The series' star, Stuart Erwin, played a bumbling high school principal named Stu Erwin. His wife, film ingenue from the late silent and early sound period, June Collyer, played the principal's wife, June Erwin.[1] Although Erwin and Collyer, who were married in 1931, had a son and a daughter, the series presented them as parents of two adolescent daughters played by Sheila James and Ann Todd who was replaced by Merry Anders in the series' final season.[2] [3] One notable aspect of the show was that it featured black actor Willie Best in a regular supporting role.[4]
Predating modern single-camera sitcoms, The Stu Erwin Show originally aired without a laugh track (one was added in its final season), and each episode was around 26 minutes long, without commercials. During its original network run on ABC, it was sponsored by General Mills (1950–54), Paper Mate (1953-'54) and Liggett & Myers (1954–55).

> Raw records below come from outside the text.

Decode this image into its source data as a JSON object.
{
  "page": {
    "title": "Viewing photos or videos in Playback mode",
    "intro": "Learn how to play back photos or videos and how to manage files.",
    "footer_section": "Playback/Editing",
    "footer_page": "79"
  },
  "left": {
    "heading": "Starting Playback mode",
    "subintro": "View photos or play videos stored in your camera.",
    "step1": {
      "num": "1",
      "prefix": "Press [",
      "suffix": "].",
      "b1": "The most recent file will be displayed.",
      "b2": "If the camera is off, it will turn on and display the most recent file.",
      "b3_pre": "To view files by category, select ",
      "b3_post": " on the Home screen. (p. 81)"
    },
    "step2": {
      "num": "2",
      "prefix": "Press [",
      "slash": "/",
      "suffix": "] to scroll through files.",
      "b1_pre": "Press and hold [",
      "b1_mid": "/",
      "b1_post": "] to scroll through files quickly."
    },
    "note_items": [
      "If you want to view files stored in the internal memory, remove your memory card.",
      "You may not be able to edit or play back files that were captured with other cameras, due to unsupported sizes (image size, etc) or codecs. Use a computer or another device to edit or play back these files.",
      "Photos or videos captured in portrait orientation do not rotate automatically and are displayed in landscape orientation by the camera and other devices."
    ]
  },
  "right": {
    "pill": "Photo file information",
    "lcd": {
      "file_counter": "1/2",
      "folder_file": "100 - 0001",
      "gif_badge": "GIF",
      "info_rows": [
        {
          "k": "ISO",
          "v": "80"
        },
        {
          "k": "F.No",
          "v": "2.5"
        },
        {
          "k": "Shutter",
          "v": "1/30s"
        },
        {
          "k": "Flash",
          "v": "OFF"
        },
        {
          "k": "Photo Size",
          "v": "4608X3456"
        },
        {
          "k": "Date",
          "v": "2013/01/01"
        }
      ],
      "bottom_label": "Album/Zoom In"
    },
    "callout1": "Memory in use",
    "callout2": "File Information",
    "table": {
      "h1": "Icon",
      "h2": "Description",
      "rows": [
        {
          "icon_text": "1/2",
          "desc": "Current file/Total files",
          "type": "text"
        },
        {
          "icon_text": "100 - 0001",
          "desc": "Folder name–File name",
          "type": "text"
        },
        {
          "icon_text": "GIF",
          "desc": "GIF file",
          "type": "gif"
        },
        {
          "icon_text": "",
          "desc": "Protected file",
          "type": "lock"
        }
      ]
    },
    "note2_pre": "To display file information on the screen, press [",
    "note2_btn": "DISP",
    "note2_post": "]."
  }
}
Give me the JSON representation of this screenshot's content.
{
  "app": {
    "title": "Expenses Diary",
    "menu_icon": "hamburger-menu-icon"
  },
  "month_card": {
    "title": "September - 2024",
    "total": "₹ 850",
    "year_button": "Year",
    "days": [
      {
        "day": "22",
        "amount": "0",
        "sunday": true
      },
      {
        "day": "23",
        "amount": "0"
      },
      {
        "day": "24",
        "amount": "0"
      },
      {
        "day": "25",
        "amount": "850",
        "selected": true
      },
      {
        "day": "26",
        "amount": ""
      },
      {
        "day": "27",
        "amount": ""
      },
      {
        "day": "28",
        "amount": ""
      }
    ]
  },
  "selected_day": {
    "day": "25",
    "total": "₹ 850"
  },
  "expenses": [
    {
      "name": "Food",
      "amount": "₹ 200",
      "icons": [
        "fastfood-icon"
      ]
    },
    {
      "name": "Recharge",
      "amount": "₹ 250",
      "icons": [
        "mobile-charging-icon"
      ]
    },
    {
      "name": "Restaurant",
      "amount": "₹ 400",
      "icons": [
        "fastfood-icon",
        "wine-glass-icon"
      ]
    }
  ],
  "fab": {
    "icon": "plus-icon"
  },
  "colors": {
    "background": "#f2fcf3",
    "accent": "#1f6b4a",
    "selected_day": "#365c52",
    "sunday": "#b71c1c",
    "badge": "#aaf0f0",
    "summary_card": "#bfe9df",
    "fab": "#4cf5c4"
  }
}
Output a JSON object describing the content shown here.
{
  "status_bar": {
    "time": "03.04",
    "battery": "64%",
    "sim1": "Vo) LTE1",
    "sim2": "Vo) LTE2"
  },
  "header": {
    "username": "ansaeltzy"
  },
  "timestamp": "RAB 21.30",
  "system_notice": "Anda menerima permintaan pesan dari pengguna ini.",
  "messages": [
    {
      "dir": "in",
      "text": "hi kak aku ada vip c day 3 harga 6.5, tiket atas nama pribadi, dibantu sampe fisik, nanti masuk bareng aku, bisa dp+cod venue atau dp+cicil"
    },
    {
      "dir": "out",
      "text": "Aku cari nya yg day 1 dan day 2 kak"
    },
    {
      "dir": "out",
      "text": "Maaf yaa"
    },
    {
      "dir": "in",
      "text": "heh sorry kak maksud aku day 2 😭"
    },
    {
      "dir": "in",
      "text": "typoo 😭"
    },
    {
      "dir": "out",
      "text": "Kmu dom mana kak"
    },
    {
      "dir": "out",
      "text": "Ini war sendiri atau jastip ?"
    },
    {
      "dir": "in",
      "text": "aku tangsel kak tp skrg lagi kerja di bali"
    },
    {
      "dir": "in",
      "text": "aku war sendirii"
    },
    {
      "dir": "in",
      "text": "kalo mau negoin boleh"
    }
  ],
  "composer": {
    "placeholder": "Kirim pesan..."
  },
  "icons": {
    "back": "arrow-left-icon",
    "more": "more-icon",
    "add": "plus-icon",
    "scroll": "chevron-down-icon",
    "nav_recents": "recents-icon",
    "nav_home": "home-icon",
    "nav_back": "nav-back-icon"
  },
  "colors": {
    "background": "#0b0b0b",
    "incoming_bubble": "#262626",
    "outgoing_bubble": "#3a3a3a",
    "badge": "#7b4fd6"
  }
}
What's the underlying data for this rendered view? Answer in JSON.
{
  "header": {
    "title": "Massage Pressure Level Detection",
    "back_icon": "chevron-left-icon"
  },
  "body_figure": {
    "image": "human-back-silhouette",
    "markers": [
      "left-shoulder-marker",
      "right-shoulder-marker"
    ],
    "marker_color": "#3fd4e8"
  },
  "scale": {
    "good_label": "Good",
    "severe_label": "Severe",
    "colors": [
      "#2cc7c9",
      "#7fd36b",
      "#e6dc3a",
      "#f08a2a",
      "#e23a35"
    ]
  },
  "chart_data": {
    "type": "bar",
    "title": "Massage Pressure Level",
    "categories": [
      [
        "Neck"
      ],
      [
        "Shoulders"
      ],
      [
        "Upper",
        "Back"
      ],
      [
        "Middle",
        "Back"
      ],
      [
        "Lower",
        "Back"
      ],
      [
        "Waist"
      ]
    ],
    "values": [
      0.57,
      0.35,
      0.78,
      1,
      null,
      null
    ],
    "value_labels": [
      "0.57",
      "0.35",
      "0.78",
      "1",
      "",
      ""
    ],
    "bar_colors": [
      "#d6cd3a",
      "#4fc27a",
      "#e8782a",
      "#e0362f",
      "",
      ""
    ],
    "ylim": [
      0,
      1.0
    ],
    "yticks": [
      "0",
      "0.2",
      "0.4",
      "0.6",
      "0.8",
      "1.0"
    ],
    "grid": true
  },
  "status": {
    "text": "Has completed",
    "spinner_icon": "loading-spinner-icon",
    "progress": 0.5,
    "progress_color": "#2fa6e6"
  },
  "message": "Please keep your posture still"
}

The series was produced by Roland D. Reed and Hal Roach, Jr., and filmed at Hal Roach Studios in Culver City, California. All 52 episodes of season one were first-run, followed by another 26 in season two for a total of 78 straight weeks of all-new shows before reruns began in the spring of 1952. Another 26 episodes were produced for the 1952–53 season, interspersed with reruns every third week between October 1952 and July 1953. Production then went on a lengthy hiatus while the network continued airing reruns from the summer of 1953 until the fall of 1954. The fourth and final season's 26 episodes aired between October 1954 and April 1955.
The series was widely syndicated by Official Films[5] through the late 1960s. The show is currently seen on the Retro TV Network as of July 2018.
Many episodes of the program have fallen into the public domain. As such, various budget DVD releases of public domain episodes have been released.